THE EU is to begin work immediately on implementing its pledge to renew the Kyoto Protocol, which is due to expire at the end of next year, with a view to submitting new “economy-wide” targets for review by May 1st next, as a result of the deal in Durban.
UN climate chief Christiana Figueres said all parties agreeing to enter a Kyoto “second commitment period” from January 1st, 2013, needed to meet this deadline for turning the targets into “quantified emission limitation or reduction objectives . . . to achieve rapid clarity”.
This will have serious implications for Ireland, as it will be expected to raise the level of its ambition to show seriousness of purpose.
In the current Kyoto round, Ireland only needed to cap the rise in emissions at 13 per cent above 1990 levels between 2008 and 2011.
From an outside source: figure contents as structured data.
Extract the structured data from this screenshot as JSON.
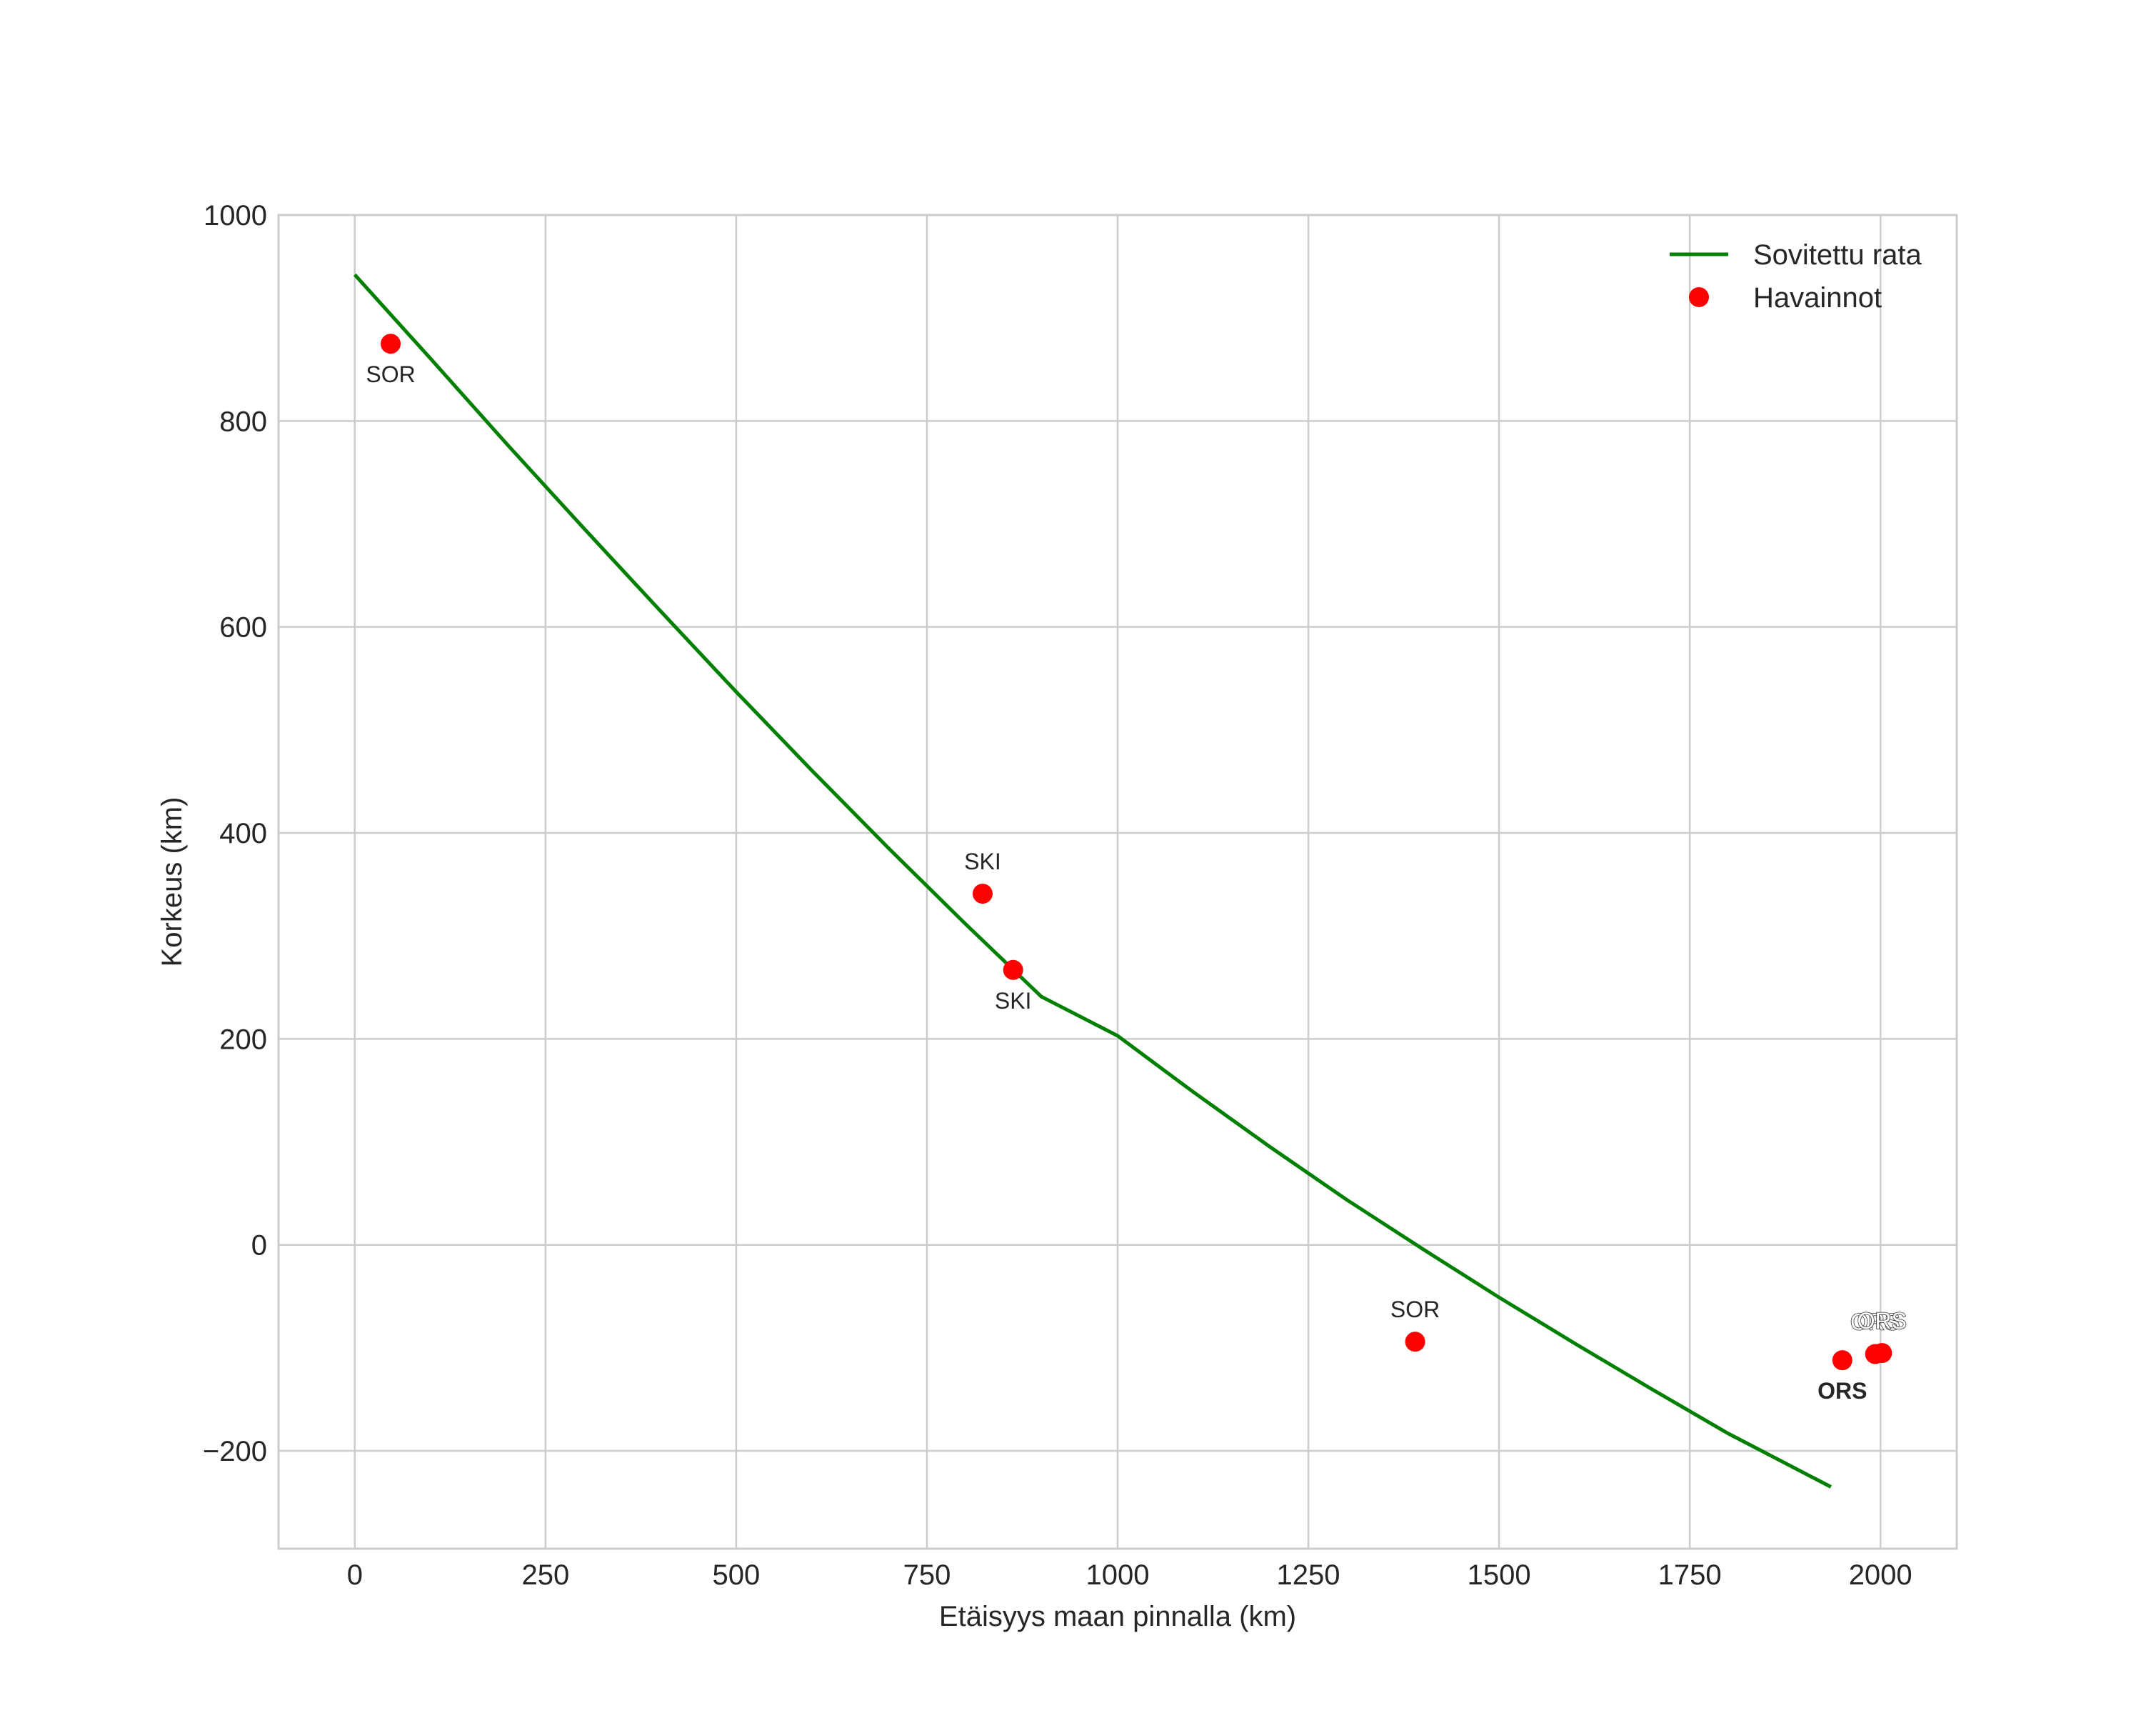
{
  "chart_data": {
    "type": "line",
    "title": "",
    "xlabel": "Etäisyys maan pinnalla (km)",
    "ylabel": "Korkeus (km)",
    "xlim": [
      -100,
      2100
    ],
    "ylim": [
      -295,
      1000
    ],
    "xticks": [
      0,
      250,
      500,
      750,
      1000,
      1250,
      1500,
      1750,
      2000
    ],
    "xtick_labels": [
      "0",
      "250",
      "500",
      "750",
      "1000",
      "1250",
      "1500",
      "1750",
      "2000"
    ],
    "yticks": [
      -200,
      0,
      200,
      400,
      600,
      800,
      1000
    ],
    "ytick_labels": [
      "−200",
      "0",
      "200",
      "400",
      "600",
      "800",
      "1000"
    ],
    "grid": true,
    "legend": {
      "placement": "top-right",
      "entries": [
        {
          "label": "Sovitettu rata",
          "kind": "line",
          "color": "#008000"
        },
        {
          "label": "Havainnot",
          "kind": "point",
          "color": "#ff0000"
        }
      ]
    },
    "series": [
      {
        "name": "Sovitettu rata",
        "kind": "line",
        "color": "#008000",
        "x": [
          0,
          100,
          200,
          300,
          400,
          500,
          600,
          700,
          800,
          900,
          1000,
          1100,
          1200,
          1300,
          1400,
          1500,
          1600,
          1700,
          1800,
          1935
        ],
        "y": [
          942,
          860,
          777,
          696,
          616,
          537,
          460,
          385,
          312,
          241,
          203,
          148,
          95,
          44,
          -4,
          -51,
          -96,
          -140,
          -183,
          -235
        ]
      },
      {
        "name": "Havainnot",
        "kind": "scatter",
        "color": "#ff0000",
        "points": [
          {
            "x": 47,
            "y": 875,
            "label": "SOR",
            "label_pos": "below",
            "style": "normal"
          },
          {
            "x": 823,
            "y": 341,
            "label": "SKI",
            "label_pos": "above",
            "style": "normal"
          },
          {
            "x": 863,
            "y": 267,
            "label": "SKI",
            "label_pos": "below",
            "style": "normal"
          },
          {
            "x": 1390,
            "y": -94,
            "label": "SOR",
            "label_pos": "above",
            "style": "normal"
          },
          {
            "x": 1950,
            "y": -112,
            "label": "ORS",
            "label_pos": "below",
            "style": "bold"
          },
          {
            "x": 1993,
            "y": -106,
            "label": "ORS",
            "label_pos": "above",
            "style": "outlined"
          },
          {
            "x": 2002,
            "y": -105,
            "label": "ORS",
            "label_pos": "above",
            "style": "outlined"
          }
        ]
      }
    ]
  }
}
EU Climate Commissioner Connie Hedegaard told the final plenary session of the UN conference: “We need clarity. We need to commit . . . We are almost ready to be alone in a second commitment period” – but after that, it expected “all countries will be legally bound”.
Later, at a 6am press briefing yesterday, she said Kyoto would be renewed for a second period of five years (running until 2017) or perhaps for eight years (to 2020) depending on when a wider international agreement “with legal force” enters into effect.
Ms Hedegaard said “a lot of technical stuff will take months to sort out”, including the impact of new accounting rules for land use and forestry agreed in Durban and what happens to carbon credits built up by countries like Poland following the collapse of the Soviet system. Polish environment minister Marcin Korolec said agreement on the Durban Platform was a “historical moment, comparable to the first conference of the parties in Berlin in 1995” that produced the mandate to negotiate the Kyoto Protocol, and adopt it just two years later.
“We have proved that the Kyoto Protocol is alive and that its rules-based system is still relevant,” Mr Korolec said, speaking on behalf of the EU’s Polish presidency. “Closing the emissions gap will continue to be our prime objective, so a lot of work remains to be done.”
Although Poland is more heavily reliant on coal than any other EU country, Mr Korolec expressed “truly great satisfaction at the outcome we achieved” in Durban and said the EU looked forward to “continued engagement” with its allies in small island states and poor countries.
Ms Hedegaard said the EU strategy of engaging with them had worked.
And while conceding that an “agreed outcome with legal force” in 2015 was “the weakest of three options” in terms of legal form, she said Durban had made “a very significant step forward”.
She also pointed out that it was not just an issue of bringing other major economies – such as the US, China and India – into the loop, but was “also about what we do in our respective countries to develop a greener economy”, thereby helping to reduce global emissions.
Asked if the new Green Climate Fund, officially launched in Durban, was now an “empty vault”, as critics claimed, Mr Korolec said it was “one of the big achievements” and he understood it had already won pledges from Denmark, Britain and Germany among others.